Mayor Bill de Blasio has promised “holy Hell will rain down” on schools that don’t have enough soap, paper towels or other cleaning supplies to protect students and staff from the potential spread of the COVID-19. “If any school is not ensuring those things are present, they have a problem and we're going to deal with them,” the mayor said on WNYC’s The Brian Lehrer Show on Friday.
The threat of Biblical-level damnation comes amid escalating steps the administration has taken in recent days to ramp up resources and tighten guidelines at schools. (Here’s the latest guidance for parents and teachers.)
The mayor's threat follows criticism by some teachers and parents that the school system has been woefully unprepared for an outbreak.
On Tuesday, multiple teachers told Gothamist/WNYC that they hadn’t gotten any instructions on what to do if they, their colleagues, or their students were symptomatic. They described classrooms full of coughing kids, and concerns about colleagues who were in school despite having traveled to countries with large outbreaks. Many said soap dispensers were empty, and students still weren’t washing their hands before meals.
"How are we preparing? We’re not,” one Bronx teacher said on Tuesday. The teacher asked that their name be withheld for fear of retribution. “There’s nothing that’s changed in our typical operations."
At a press conference Wednesday, de Blasio admitted leaders could have moved faster to put stronger protocols in place for the nation’s largest school system, serving 1.1 million students and employing tens of thousands of adults. Officials say there is not a single case of a student with symptoms so far.
The administration initially issued mixed messages about whether student absences would count toward admission in selective middle and high schools. By midweek officials made a decision: any student absences related to the virus won’t count toward admissions.
Meanwhile, at first, only staff members who traveled to China were advised to stay home for 14 days. Eventually, those who traveled to Iran, Italy, Japan and South Korea were told to do the same. As of Thursday, three teachers who traveled to Italy were in quarantine and getting tested, including the chaperone of a class trip. One of the tests came back negative, two others were pending.
Custodians were instructed to do “deep cleanings” of school buildings twice a week, although it was unclear whether they would be paid overtime for the additional effort. The mayor said new cleaning supplies were being sent to schools.
By the end of the week there was new guidance covering when teachers should refer students to nurses, and how nurses should handle potential cases.
And, in a bit of a bombshell announcement, Schools Chancellor Richard Carranza announced that within days there would be a school nurse at every building, some of which house multiple co-located schools. According to statistics from the teachers union, 137 schools out of the system’s 1800 currently don’t have nurses, affecting some 70,000 students. The Department of Education did not say how it would fill those roles so quickly.

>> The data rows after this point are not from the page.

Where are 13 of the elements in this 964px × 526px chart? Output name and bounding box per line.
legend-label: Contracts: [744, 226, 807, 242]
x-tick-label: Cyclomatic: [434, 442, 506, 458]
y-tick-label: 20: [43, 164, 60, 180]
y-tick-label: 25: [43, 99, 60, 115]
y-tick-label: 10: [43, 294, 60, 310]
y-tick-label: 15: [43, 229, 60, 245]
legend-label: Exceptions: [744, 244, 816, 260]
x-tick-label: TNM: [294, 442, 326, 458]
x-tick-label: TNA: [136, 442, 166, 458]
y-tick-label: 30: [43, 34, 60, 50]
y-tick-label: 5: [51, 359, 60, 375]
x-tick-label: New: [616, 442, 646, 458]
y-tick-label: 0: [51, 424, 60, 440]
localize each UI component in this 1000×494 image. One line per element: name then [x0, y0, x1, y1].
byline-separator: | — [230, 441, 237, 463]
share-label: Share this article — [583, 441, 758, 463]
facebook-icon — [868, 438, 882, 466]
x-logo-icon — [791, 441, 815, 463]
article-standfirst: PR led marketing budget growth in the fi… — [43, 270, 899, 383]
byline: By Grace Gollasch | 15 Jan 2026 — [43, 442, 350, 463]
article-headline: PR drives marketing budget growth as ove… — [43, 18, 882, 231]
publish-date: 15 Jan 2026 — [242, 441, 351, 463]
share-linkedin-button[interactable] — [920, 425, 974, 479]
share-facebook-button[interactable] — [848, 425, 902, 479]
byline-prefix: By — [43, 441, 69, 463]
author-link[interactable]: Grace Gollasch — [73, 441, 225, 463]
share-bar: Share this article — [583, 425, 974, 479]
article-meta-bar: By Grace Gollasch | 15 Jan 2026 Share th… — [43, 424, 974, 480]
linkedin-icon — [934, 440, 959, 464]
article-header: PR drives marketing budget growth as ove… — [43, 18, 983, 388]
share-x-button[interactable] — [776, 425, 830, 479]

But union leaders warned against a band-aid approach. “We don’t have any details of the plan,” said Michael Mulgrew, president of the United Federation of Teachers, which also represents school nurses. “We think every building should have a nurse. A permanent, full time nurse.”
The Bronx teacher who said schools were unprepared earlier this week said the situation changed significantly over the course of the week.
“There has been a lot of additional info going around,” the teacher said. “Custodians disinfecting light switches and doorknobs daily and ensuring soap and paper towels in the bathroom, hand sanitizer ordered (but on back order.)”
Some teachers reported developing new hand-washing songs for students. Others talked about handing out materials to fight bias against people from the most affected countries.
Parents and politicians said several steps the administration was taking to deal with the coronavirus should become permanent policy.
De Blasio said supplies like soap and paper towels should never be an issue. “This is not the 1970s – our school system has the resources to provide every school with towels and soap, and does,” he said. That came as a surprise to parents who routinely fundraise for those supplies, and for teachers who often find soap dispensers empty.
Others called for the new protocol around absences and admissions to become policy, arguing that it shouldn’t take a crisis to put these improvements in place.